Die Neuerfindung wird auf der Analytica http://www.analytica- world.com, der Weltfachmesse für Analytik, die vom 11. bis zum 14. Mai in München stattfindet, präsentiert.
(pte, 7. Mai 2004)

Die Analysenmethoden, die auf dieser Fachmesse vorgestellt werden, sind so empfindlich, daß beispielsweise ein einziges Dioxinmolekül (der derzeit wohl giftigste Umweltschadstoff) in einer Billion Wassermolekülen nachgewiesen werden könnte. Bemüht man hierfür den Vergleich mit der sprichwörtlichen Nadel im Heuhaufen, so müßte der Heuhaufen schon die Ausmaße eines Berges haben, damit die Verhältnisse stimmen.

Angesichts solcher Größenverhältnisse fragt man sich zwangsläufig nach dem Aussagewert solcher Untersuchungen. Ein anderer häufig aufgeführter Vergleich mit dem gleichzeitig die Belanglosigkeit dieser Analysen deutlich gemacht werden sollen, ist der berühmte Zuckerwürfel im Bodensee, der sich im Geschmack des Wassers nicht im Geringsten widerspiegelt.

Was allerdings die beiden Hormone EE2 und auch das natürliche Östrogen 17ß-Östradiol (E2) betrifft, für die Rudolf J. Schneider vom Bonner Institut für Pflanzenernährung zusammen mit seiner Mitarbeiterin Therese Hintemann und dem Unternehmen quo data ein Gerät entwickelt hat, das beide Wirkstoffe auch noch in winzigen Spuren nachweisen kann, so muß man wissen, daß diese Substanzen auch noch in unvorstellbar kleinen Konzentrationen von weniger als einem Milliardstel Gramm pro Liter wirksam werden.

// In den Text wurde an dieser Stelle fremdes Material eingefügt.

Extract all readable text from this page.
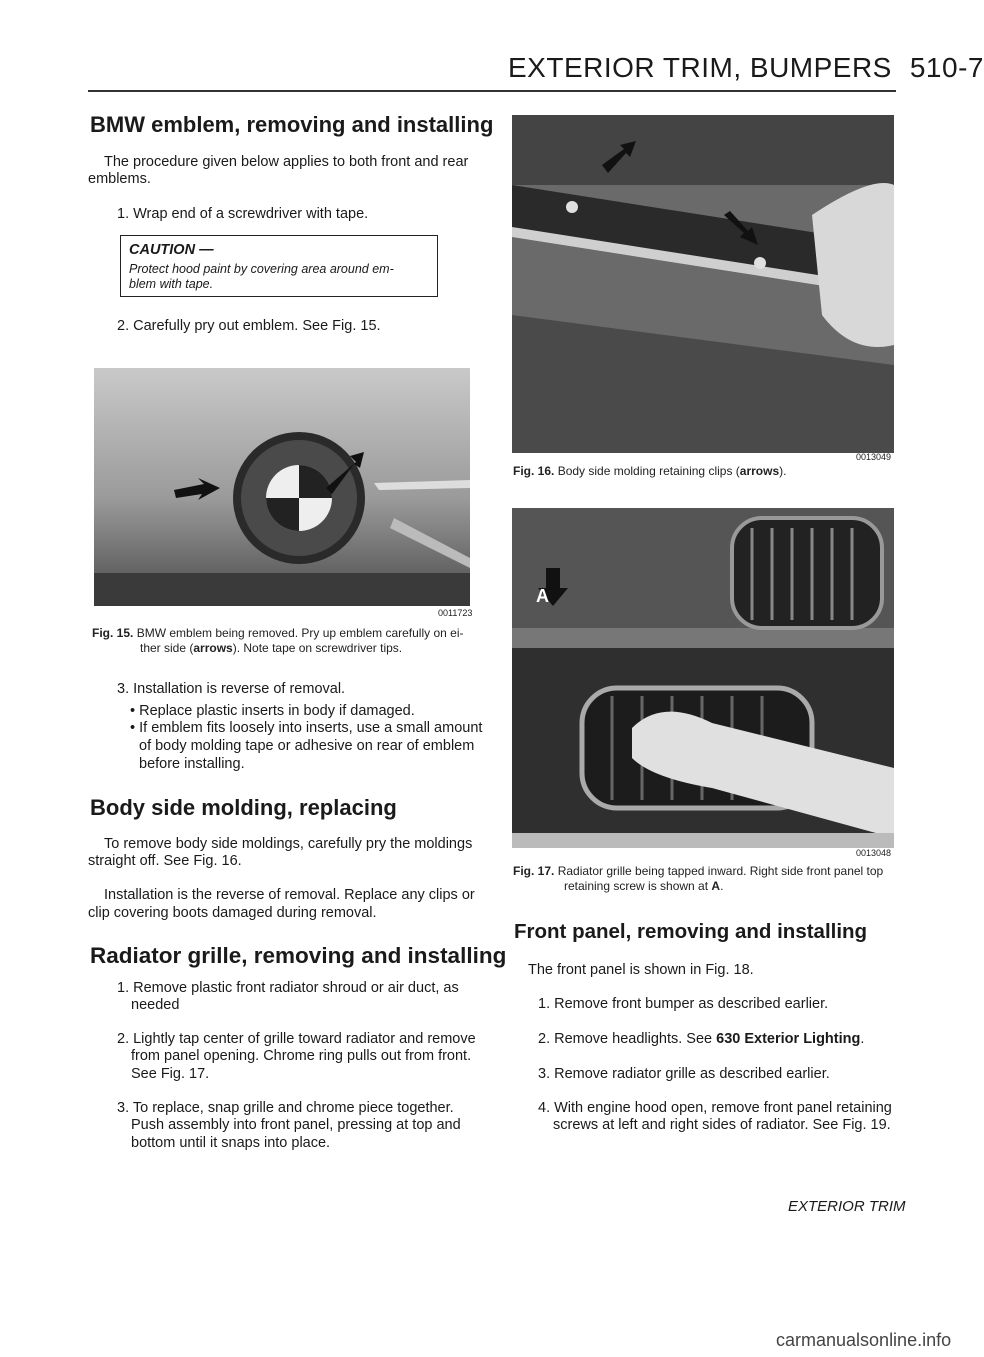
EXTERIOR TRIM, BUMPERS 510-7
BMW emblem, removing and installing

The procedure given below applies to both front and rear

emblems.

1. Wrap end of a screwdriver with tape.

CAUTION —
Protect hood paint by covering area around em-
blem with tape.

2. Carefully pry out emblem. See Fig. 15.

0011723
Fig. 15. BMW emblem being removed. Pry up emblem carefully on ei-
ther side (arrows). Note tape on screwdriver tips.

3. Installation is reverse of removal.

• Replace plastic inserts in body if damaged.

• If emblem fits loosely into inserts, use a small amount

of body molding tape or adhesive on rear of emblem

before installing.

Body side molding, replacing

To remove body side moldings, carefully pry the moldings

straight off. See Fig. 16.

Installation is the reverse of removal. Replace any clips or

clip covering boots damaged during removal.

Radiator grille, removing and installing

1. Remove plastic front radiator shroud or air duct, as

needed

2. Lightly tap center of grille toward radiator and remove

from panel opening. Chrome ring pulls out from front.

See Fig. 17.

3. To replace, snap grille and chrome piece together.

Push assembly into front panel, pressing at top and

bottom until it snaps into place.

0013049
Fig. 16. Body side molding retaining clips (arrows).
A
0013048
Fig. 17. Radiator grille being tapped inward. Right side front panel top
retaining screw is shown at A.
Front panel, removing and installing

The front panel is shown in Fig. 18.

1. Remove front bumper as described earlier.

2. Remove headlights. See 630 Exterior Lighting.

3. Remove radiator grille as described earlier.

4. With engine hood open, remove front panel retaining

screws at left and right sides of radiator. See Fig. 19.

EXTERIOR TRIM
carmanualsonline.info
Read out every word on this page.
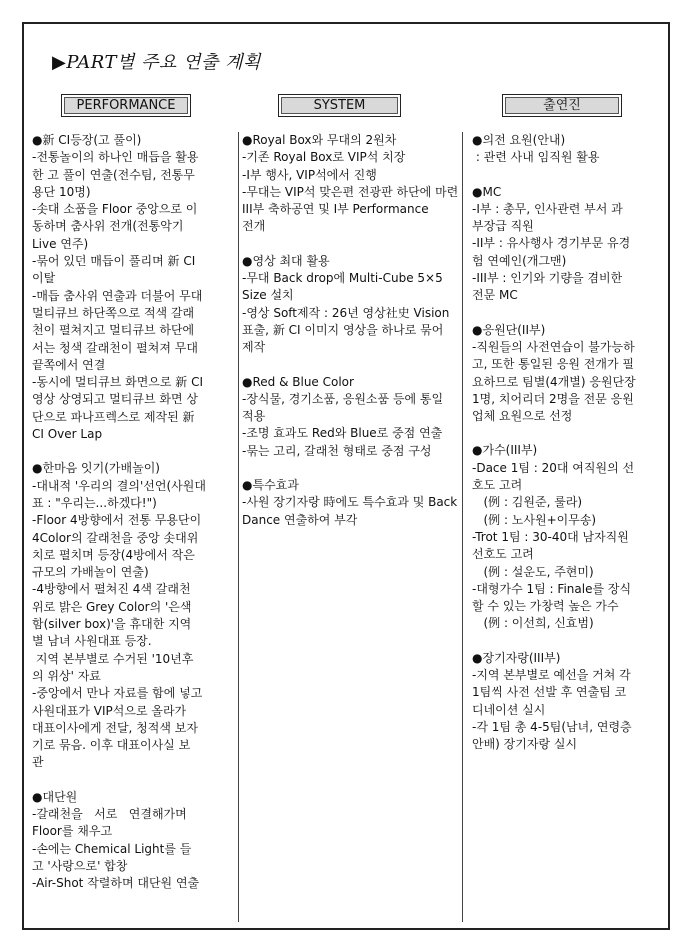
▶PART별 주요 연출 계획
PERFORMANCE	SYSTEM	출연진
●新 CI등장(고 풀이)
-전통놀이의 하나인 매듭을 활용
한 고 풀이 연출(전수팀, 전통무
용단 10명)
-솟대 소품을 Floor 중앙으로 이
동하며 춤사위 전개(전통악기
Live 연주)
-묶어 있던 매듭이 풀리며 新 CI
이탈
-매듭 춤사위 연출과 더불어 무대
멀티큐브 하단쪽으로 적색 갈래
천이 펼쳐지고 멀티큐브 하단에
서는 청색 갈래천이 펼쳐져 무대
끝쪽에서 연결
-동시에 멀티큐브 화면으로 新 CI
영상 상영되고 멀티큐브 화면 상
단으로 파나프렉스로 제작된 新
CI Over Lap
●한마음 잇기(가배놀이)
-대내적 '우리의 결의'선언(사원대
표 : "우리는...하겠다!")
-Floor 4방향에서 전통 무용단이
4Color의 갈래천을 중앙 솟대위
치로 펼치며 등장(4방에서 작은
규모의 가배놀이 연출)
-4방향에서 펼쳐진 4색 갈래천
위로 밝은 Grey Color의 '은색
함(silver box)'을 휴대한 지역
별 남녀 사원대표 등장.
지역 본부별로 수거된 '10년후
의 위상' 자료
-중앙에서 만나 자료를 함에 넣고
사원대표가 VIP석으로 올라가
대표이사에게 전달, 청적색 보자
기로 묶음. 이후 대표이사실 보
관
●대단원
-갈래천을   서로   연결해가며
Floor를 채우고
-손에는 Chemical Light를 들
고 '사랑으로' 합창
-Air-Shot 작렬하며 대단원 연출
●Royal Box와 무대의 2원차
-기존 Royal Box로 VIP석 치장
-I부 행사, VIP석에서 진행
-무대는 VIP석 맞은편 전광판 하단에 마련
III부 축하공연 및 I부 Performance
전개
●영상 최대 활용
-무대 Back drop에 Multi-Cube 5×5
Size 설치
-영상 Soft제작 : 26년 영상社史 Vision
표출, 新 CI 이미지 영상을 하나로 묶어
제작
●Red & Blue Color
-장식물, 경기소품, 응원소품 등에 통일
적용
-조명 효과도 Red와 Blue로 중점 연출
-묶는 고리, 갈래천 형태로 중점 구성
●특수효과
-사원 장기자랑 時에도 특수효과 및 Back
Dance 연출하여 부각
●의전 요원(안내)
: 관련 사내 임직원 활용
●MC
-I부 : 총무, 인사관련 부서 과
부장급 직원
-II부 : 유사행사 경기부문 유경
험 연예인(개그맨)
-III부 : 인기와 기량을 겸비한
전문 MC
●응원단(II부)
-직원들의 사전연습이 불가능하
고, 또한 통일된 응원 전개가 필
요하므로 팀별(4개별) 응원단장
1명, 치어리더 2명을 전문 응원
업체 요원으로 선정
●가수(III부)
-Dace 1팀 : 20대 여직원의 선
호도 고려
(例 : 김원준, 룰라)
(例 : 노사원+이무송)
-Trot 1팀 : 30-40대 남자직원
선호도 고려
(例 : 설운도, 주현미)
-대형가수 1팀 : Finale를 장식
할 수 있는 가창력 높은 가수
(例 : 이선희, 신효범)
●장기자랑(III부)
-지역 본부별로 예선을 거쳐 각
1팀씩 사전 선발 후 연출팀 코
디네이션 실시
-각 1팀 총 4-5팀(남녀, 연령층
안배) 장기자랑 실시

In Versuchen an Regenbogenforellen zeigten bereits Konzentrationen von 0,5 Nanogramm EE2 im Liter Wasser erste Auswirkungen auf die Nachkommenzahl.
(SZ, 23. Juli 2002)

So werden Sexualhormone im Wasserkreislauf unter anderem als "Spermienkiller" verdächtigt. Bei Fischen ist inzwischen gut dokumentiert, daß Rückstände der Anti-Baby-Pille im Wasser großen Schaden anrichten: Männliche Forellen werden weniger fruchtbar, junge Brassen bilden in ihrem Hoden plötzlich Eizellen, bei Karpfen verschiebt sich das Geschlechterverhältnis zu Gunsten weiblicher Tiere.

Die Wissenschaftler vermuten, daß die sinkenden Spermienzahlen bei Männern in westlichen Industrieländern möglicherweise auch schon auf die Wirkung künstlicher Östrogene zurückzuführen ist. Daß würde allerdings die Frage, auf welchem Wege sie dorthin gelangen erneut auf den Plan rufen. Hierzu meinte Schneider laut Pressetext.de: "Die Crux vieler Medikamente sei, daß sie im Körper nur langsam abgebaut werden, was auch für die Wirkstoffe in der Anti-Baby-Pille gelte".

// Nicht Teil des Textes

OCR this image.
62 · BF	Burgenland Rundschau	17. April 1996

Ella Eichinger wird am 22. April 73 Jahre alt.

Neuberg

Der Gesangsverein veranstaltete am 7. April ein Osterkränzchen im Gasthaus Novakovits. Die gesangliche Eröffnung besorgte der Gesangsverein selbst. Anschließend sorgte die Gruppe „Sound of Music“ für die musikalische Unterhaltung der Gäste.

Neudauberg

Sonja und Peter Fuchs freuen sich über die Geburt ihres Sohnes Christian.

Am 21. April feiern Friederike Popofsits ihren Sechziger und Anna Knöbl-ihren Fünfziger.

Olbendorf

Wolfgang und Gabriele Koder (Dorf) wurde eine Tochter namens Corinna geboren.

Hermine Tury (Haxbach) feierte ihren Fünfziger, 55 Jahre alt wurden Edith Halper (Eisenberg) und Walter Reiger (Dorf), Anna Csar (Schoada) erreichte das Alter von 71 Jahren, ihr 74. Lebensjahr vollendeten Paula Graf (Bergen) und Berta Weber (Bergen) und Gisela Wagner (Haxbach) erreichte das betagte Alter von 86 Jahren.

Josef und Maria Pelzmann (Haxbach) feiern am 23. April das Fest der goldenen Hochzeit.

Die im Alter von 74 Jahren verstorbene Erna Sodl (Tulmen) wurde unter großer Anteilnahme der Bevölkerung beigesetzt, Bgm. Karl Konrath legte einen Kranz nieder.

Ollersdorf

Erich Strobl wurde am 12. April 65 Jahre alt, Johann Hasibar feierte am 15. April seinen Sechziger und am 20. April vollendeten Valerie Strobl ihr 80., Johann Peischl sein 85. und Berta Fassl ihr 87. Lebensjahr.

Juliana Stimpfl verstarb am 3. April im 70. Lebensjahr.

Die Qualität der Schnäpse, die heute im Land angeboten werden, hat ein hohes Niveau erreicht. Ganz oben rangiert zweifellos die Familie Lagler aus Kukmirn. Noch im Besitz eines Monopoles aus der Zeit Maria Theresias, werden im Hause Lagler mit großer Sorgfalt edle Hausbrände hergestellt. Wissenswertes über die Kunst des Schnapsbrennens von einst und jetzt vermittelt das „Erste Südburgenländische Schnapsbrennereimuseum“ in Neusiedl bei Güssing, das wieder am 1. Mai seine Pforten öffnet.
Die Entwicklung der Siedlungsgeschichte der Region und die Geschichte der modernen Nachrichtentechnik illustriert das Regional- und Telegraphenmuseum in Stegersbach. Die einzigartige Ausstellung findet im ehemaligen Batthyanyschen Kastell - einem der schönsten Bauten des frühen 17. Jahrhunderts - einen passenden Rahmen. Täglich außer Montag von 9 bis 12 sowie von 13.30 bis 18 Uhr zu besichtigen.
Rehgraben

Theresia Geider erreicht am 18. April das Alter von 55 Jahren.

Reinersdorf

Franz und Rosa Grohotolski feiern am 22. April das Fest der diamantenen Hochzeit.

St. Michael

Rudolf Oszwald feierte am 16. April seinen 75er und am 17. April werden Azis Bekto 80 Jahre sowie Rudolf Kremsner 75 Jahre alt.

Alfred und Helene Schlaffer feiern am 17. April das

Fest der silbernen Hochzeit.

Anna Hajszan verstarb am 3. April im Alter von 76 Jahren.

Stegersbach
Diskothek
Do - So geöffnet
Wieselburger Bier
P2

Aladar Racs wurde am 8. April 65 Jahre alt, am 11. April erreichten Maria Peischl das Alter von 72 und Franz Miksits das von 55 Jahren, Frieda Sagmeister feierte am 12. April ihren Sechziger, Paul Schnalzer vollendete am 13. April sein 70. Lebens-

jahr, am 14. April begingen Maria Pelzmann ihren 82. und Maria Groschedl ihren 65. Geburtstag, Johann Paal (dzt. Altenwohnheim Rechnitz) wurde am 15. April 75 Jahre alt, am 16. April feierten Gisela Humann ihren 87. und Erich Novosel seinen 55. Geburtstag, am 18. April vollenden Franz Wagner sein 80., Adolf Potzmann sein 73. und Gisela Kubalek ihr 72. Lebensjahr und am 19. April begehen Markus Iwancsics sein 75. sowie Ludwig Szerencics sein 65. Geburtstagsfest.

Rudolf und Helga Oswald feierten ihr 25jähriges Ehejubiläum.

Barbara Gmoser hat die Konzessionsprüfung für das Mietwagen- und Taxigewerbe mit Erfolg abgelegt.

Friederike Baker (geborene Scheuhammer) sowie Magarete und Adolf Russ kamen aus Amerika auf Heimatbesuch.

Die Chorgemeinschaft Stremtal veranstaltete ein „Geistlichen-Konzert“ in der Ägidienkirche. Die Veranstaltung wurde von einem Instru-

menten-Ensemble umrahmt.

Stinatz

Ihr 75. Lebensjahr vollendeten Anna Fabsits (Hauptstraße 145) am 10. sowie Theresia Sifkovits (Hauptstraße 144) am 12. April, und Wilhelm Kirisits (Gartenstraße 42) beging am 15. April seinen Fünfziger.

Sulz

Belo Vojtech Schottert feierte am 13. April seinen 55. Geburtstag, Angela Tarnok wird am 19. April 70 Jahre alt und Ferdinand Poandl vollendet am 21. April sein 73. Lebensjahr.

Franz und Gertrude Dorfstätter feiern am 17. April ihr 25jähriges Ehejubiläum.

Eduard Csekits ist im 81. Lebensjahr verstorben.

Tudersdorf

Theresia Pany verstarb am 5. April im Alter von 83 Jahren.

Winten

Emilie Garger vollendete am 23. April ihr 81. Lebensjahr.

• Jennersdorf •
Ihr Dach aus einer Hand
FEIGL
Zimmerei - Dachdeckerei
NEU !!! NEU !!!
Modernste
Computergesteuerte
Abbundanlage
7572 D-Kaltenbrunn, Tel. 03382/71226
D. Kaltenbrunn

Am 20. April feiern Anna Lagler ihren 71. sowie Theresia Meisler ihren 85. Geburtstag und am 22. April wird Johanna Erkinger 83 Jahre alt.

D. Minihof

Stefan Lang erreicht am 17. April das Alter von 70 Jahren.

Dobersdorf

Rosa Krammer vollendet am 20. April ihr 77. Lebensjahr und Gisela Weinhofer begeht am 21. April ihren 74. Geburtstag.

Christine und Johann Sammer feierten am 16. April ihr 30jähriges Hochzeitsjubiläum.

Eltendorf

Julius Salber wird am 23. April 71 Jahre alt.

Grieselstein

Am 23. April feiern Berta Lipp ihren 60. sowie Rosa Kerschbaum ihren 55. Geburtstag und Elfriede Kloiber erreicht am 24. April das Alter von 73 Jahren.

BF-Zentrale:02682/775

Ein großer Teil des darin enthaltenen künstlichen Östrogens Ethinylestradiol (EE2) wird von den Frauen mit dem Urin unverändert ausgeschieden, gelangt ins Abwasser und von dort in die Kläranlagen. "Im Kläranlagenablauf liegt die EE2-Konzentration zum Teil um den Faktor 50 über dem Schwellenwert, bei dem in Regenbogenforellen Effekte nachzuweisen sind", so der Forscher.
(pte, 7. Mai 2004)

Wie Medikamente und verstoffwechselte, sogenannte Metaboliten aus dem Abwasser dann über Bäche, Flüsse und Seen ihren Weg auch in die Brunnen nehmen, deren Wasser später als Trinkwasser den Menschen erreicht, hatten bereits die UBA-Wissenschaftler Ralf Schmidt und Robert Brockmeyer schon vor Jahren für Metamizol aufgezeigt, einem schwach wirkenden Analgetikum, das in Kopfschmerzmitteln vorkommt.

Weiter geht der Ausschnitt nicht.